1.  In 1996, Robert Griffin published Wordsworth's Pope, which analyzed the relationship between Wordsworth's theoretical manifestos against neo-classical poetics (as embodied by Alexander Pope) and his own practice.  Griffin suggests that while Wordsworth certainly throws down all available gauntlets against Pope, his actual work engages with, and frequently resorts to, the same neo-classical poetic forms, tropes, diction, &c. as his predecessor.  The poets are different, to be sure, and Wordsworth is hardly imitating Pope--but he's also a lot less different than he wants the reader to think.  This monograph came to mind.

2.  When I was in graduate school, Romanticists deconstructed and New Historicized; early modernists New Historicized; eighteenth-century scholars "old" historicized, but also did a lot of formalism/genre theory; and medievalists still had a whole lot of philology going on.  Victorianists, far from having no theory, tended to have strong affections for Foucault, gender theory, and the burgeoning fields of postcolonial and queer theory.  Nevertheless, it's true that Victorian studies were never associated so clearly with specific theoretical projects as early modern and Romantic studies.  It strikes me that that was and is a good thing.

3.  My general experience (as student and professional) has been that those invested in theory are frequently small-c conservative in their actual attention to literary works.  Rather a lot of high theory emerges from and, in turn, privileges "the canon," which means that it erases as much as it reveals.    

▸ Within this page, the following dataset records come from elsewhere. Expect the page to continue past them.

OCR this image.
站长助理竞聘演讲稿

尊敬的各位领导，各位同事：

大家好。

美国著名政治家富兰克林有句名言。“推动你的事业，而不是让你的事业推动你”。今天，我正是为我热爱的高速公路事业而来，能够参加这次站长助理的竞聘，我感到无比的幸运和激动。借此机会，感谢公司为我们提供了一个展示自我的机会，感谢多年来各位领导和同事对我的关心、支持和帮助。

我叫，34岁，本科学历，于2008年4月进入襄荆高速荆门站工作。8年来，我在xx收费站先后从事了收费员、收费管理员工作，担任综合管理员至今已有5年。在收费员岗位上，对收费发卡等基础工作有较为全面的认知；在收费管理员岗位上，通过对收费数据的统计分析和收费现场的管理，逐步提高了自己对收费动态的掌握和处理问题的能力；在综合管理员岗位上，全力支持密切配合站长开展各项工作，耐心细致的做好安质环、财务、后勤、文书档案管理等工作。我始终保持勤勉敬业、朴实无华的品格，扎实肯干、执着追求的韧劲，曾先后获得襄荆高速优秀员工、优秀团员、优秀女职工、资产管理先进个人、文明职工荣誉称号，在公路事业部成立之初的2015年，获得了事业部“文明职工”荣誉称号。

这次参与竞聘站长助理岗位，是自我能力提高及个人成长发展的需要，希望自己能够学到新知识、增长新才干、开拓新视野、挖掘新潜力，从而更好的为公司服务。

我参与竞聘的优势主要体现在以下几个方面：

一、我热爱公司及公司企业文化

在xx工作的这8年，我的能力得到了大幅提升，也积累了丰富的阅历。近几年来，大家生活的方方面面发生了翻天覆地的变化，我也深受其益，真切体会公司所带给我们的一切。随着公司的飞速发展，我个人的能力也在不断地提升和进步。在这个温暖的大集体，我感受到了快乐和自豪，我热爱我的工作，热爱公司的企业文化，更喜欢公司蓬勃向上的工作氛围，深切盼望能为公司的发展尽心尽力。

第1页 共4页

4.  In Book One, my ability to write about early histories of women emerged from the questions that feminists and poststructural theorists were then posing about historiography.  But in working through the archives, I discovered that the questions did not result in the expected answers (in this case, I found that early women's history was rarely feminist [even by 19th-c. standards] and could not be appropriated as the literary "grandmothers" of contemporary women's history, nor did one find a woman's "voice" in these frequently-plagiarized texts).  Similarly, Book Two developed from my interest in the theory of historical fiction, but once again, the archive highlighted the theory's limitations (most theories of historical fiction rest on assumptions about the nature of both history and the genre that make it impossible to "read" large swathes of material).  Book Three and One Half will do something similar with current theoretical approaches to "religion and literature" (however you are defining that).